2.7 La voix de la mémoire collective

Comment situer la part conséquente laissée à la comédie dans ces interludes, et surtout dans Mankind et Youth ? Il convient de rappeler au lecteur que la mythologie païenne a survécu à divers degrés dans les pays évangélisés, et d'abord dans le folklore. Grégoire le Grand était amené à reconnaître l'impossibilité d'extirper les souches des croyances païennes enracinées depuis des siècles. Le seul moyen de combattre les pratiques superstitieuses consistait à consacrer au nouveau culte chrétien les vestiges païens, et à couvrir les antiques vénérations du manteau de l'orthodoxie. Par la suite, les démons prennent, si l'on peut dire, la relève des dieux : le grand Pan est transformé en dieu du Mal par exemple. En dernière analyse, ce sont les chrétiens qui, paradoxalement, ont préservé la mythologie, et qui l'ont enseignée à travers les interprétations proposées par l'Antiquité elle-même sur la nature des dieux. Ces diverses interprétations se ramènent essentiellement à trois : l'évhémérisme, la mythologisation du ciel et l'allégorisation.

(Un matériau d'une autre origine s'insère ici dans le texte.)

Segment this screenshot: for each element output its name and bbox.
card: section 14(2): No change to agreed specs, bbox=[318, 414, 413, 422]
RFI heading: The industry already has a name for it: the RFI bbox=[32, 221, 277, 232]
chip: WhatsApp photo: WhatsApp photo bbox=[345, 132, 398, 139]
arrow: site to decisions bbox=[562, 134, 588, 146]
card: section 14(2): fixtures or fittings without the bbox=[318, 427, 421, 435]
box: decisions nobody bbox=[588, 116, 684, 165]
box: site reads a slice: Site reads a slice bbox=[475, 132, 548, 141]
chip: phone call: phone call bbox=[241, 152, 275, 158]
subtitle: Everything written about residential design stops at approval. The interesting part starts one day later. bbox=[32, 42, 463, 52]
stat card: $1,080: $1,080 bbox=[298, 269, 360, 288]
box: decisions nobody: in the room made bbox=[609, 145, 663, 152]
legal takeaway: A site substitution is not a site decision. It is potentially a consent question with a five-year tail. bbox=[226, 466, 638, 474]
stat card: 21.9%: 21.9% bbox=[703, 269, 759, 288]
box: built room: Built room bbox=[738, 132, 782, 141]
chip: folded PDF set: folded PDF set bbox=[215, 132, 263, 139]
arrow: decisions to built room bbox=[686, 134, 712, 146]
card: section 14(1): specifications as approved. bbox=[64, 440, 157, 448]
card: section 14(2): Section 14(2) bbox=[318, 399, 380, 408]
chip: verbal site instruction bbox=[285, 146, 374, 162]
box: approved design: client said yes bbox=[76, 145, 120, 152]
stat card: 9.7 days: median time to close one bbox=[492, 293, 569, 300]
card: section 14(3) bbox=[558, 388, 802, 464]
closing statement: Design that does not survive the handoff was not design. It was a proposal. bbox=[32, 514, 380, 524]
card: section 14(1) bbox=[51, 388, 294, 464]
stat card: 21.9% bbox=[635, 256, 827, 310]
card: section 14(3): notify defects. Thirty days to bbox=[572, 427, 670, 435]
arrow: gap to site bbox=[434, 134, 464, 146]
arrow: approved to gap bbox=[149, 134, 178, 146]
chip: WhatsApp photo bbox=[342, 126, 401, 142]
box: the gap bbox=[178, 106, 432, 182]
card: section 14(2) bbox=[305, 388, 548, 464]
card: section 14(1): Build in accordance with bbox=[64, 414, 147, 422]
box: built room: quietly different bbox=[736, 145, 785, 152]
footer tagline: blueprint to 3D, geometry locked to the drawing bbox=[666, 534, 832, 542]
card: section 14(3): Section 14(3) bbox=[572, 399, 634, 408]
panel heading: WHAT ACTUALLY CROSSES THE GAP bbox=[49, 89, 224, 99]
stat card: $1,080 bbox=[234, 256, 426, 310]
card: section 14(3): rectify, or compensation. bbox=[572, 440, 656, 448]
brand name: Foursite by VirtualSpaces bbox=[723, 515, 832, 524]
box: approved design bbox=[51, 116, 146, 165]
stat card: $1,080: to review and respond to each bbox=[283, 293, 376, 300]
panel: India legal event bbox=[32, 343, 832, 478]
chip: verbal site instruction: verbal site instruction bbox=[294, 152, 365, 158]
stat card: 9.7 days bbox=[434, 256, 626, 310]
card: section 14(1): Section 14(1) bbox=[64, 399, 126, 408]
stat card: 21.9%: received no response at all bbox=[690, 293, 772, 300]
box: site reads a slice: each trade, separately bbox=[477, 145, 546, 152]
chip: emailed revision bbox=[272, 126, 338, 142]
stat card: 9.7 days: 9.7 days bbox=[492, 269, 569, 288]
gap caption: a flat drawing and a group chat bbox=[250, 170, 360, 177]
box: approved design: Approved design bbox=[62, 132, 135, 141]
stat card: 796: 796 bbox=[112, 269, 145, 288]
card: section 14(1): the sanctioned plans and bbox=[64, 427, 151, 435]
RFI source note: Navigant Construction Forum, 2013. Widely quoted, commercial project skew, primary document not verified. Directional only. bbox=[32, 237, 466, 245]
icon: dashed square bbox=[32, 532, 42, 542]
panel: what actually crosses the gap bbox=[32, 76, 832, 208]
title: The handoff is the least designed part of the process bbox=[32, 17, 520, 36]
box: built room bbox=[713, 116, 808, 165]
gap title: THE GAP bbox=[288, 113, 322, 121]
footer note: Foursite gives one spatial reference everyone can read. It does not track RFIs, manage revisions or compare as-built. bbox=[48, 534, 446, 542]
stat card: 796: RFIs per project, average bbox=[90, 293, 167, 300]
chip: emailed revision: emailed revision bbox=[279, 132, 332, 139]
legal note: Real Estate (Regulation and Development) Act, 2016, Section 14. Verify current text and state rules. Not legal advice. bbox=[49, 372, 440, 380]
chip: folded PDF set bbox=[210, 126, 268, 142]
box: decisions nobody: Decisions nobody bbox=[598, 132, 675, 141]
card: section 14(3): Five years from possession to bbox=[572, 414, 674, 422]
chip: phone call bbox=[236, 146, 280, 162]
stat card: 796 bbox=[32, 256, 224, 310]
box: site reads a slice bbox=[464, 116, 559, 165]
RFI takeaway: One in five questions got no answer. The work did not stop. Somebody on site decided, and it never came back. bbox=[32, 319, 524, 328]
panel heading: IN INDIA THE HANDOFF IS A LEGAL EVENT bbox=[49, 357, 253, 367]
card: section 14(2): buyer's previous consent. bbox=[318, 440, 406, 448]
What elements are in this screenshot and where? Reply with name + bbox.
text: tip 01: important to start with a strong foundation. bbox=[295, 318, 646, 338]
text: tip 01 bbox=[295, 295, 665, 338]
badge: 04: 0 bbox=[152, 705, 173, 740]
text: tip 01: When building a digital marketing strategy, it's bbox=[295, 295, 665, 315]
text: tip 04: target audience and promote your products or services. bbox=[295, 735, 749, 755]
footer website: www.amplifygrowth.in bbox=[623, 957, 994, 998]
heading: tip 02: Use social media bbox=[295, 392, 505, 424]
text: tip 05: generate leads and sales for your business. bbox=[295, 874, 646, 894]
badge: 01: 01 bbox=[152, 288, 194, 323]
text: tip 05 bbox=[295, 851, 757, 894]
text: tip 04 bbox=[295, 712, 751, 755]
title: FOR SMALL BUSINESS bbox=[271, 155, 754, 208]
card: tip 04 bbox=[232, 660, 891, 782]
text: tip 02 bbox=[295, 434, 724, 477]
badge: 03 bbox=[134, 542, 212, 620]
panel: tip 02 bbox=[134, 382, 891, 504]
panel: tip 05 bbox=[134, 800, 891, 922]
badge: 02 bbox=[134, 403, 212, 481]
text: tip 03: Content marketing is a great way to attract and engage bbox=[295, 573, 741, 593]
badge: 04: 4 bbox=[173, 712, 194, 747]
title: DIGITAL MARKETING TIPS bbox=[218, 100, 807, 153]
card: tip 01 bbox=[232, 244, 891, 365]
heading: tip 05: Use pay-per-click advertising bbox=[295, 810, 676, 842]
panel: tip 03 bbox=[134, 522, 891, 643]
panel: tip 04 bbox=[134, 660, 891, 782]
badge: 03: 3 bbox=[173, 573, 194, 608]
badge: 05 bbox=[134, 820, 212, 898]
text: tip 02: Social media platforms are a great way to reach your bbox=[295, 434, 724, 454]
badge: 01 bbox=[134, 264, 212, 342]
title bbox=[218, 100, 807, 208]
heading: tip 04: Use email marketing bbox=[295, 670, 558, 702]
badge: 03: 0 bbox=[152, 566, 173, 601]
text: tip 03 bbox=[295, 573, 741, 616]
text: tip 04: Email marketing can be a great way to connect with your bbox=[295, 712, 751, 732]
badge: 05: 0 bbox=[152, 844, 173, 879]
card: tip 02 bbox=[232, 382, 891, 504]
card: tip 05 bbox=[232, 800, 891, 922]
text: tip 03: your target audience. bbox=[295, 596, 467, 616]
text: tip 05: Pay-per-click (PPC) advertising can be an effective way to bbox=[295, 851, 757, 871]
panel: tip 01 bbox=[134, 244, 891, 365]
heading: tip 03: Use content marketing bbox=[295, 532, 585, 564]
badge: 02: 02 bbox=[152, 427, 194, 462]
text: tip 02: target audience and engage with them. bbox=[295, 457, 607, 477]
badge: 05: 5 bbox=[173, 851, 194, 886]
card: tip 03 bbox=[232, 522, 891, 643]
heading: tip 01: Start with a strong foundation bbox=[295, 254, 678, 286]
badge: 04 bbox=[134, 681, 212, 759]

A quelles conclusions ces observations mènent-elles et quels enseignements procurent-elles pour l'étude de la voix du Vice ? Nous discernons des images, des thèmes et des conventions spectaculaires enfouis dans une culture marginale qui sont réactivées à travers le jeu du Vice. Le procédé du sérieux dégradé par transposition de registre, la parodie du contenu et des méthodes du sermon sérieux et des tribunaux juridiques (tels qu'ils sont exposés dans Mankind ) se révèlent comme une manifestation de la conception de la fête qui se traduit par "le monde à l'envers". On pourrait affirmer que la voix des vices dans ce contexte de fête joue le rôle d'une sorte de déclic qui actionnait les leviers de la mémoire collective. Nous avons surtout porté notre attention sur la nature eschatologique de la voix des vices ; il ne faut pas négliger l'autre facette qui faisait d'eux les protagonistes d’une réactivation d'un "paganisme folklorisé 63 " qui cohabitait en "bonne intelligence" avec la religion officielle. Toutefois, nous veillerons, suivant l'avertissement donné par David Wiles, à ne pas séparer la notion de "play" de celle de "festival" dans le théâtre Tudor :

‘The Vice who makes pastime within an interlude cannot be dissociated from the Vice who is given a function within the festival. The boundary between interlude and festival was never rigidly defined. A Lord of Misrule would often set up plays in the course of his carnivalesque reign : [...] Until such time as the 'play' was isolated and redefined as a work of art, the Vice had the task of ensuring that no boundary emerged between the play and the playful context of its performance. 64

L'atmosphère héritée des antiques Saturnales était quasi universelle pendant les fêtes de Noël dans l'Angleterre Tudor. Ces fêtes étaient prétextes à la moquerie de toute forme de pouvoir en place et donnaient lieu à des excès où la bouffonnerie et le ridicule prédominaient. Shakespeare et ses contemporains baptisèrent du terme de Misrule ces exactions, lequel désignait l'ensemble des rites d'inversion pratiqués pendant la saison des fêtes de Noël. C'est traditionnellement le temps où, le cours des choses étant supposé se dérouler à l'envers comme à l'époque du règne de Saturne, il est permis et même souhaitable de prendre le contre-pied des habitudes quotidiennes. Une atmosphère de tolérance caractérisait les jours de fête, et le moment était propice à singer les ridicules ou à s'en prendre à l'arbitraire du pouvoir en place. L'ancien festival romain de Saturne était célébré le 19 décembre et pouvait éventuellement être prolongé pendant sept jours. L'ensemble des réjouissances de la période de Noël était généralement placé sous l'autorité bouffonne d'un Lord of Misrule, que ce soit à la cour, chez les grands personnages du royaume ou dans les villages. Ces réjouissances comprenaient de nombreux rites et jeux : "Mummers ' play", jeux de football et célébration d'une "church-ale" dans certains villages 65 . Mankind   est truffée de réminiscences de ces amusements.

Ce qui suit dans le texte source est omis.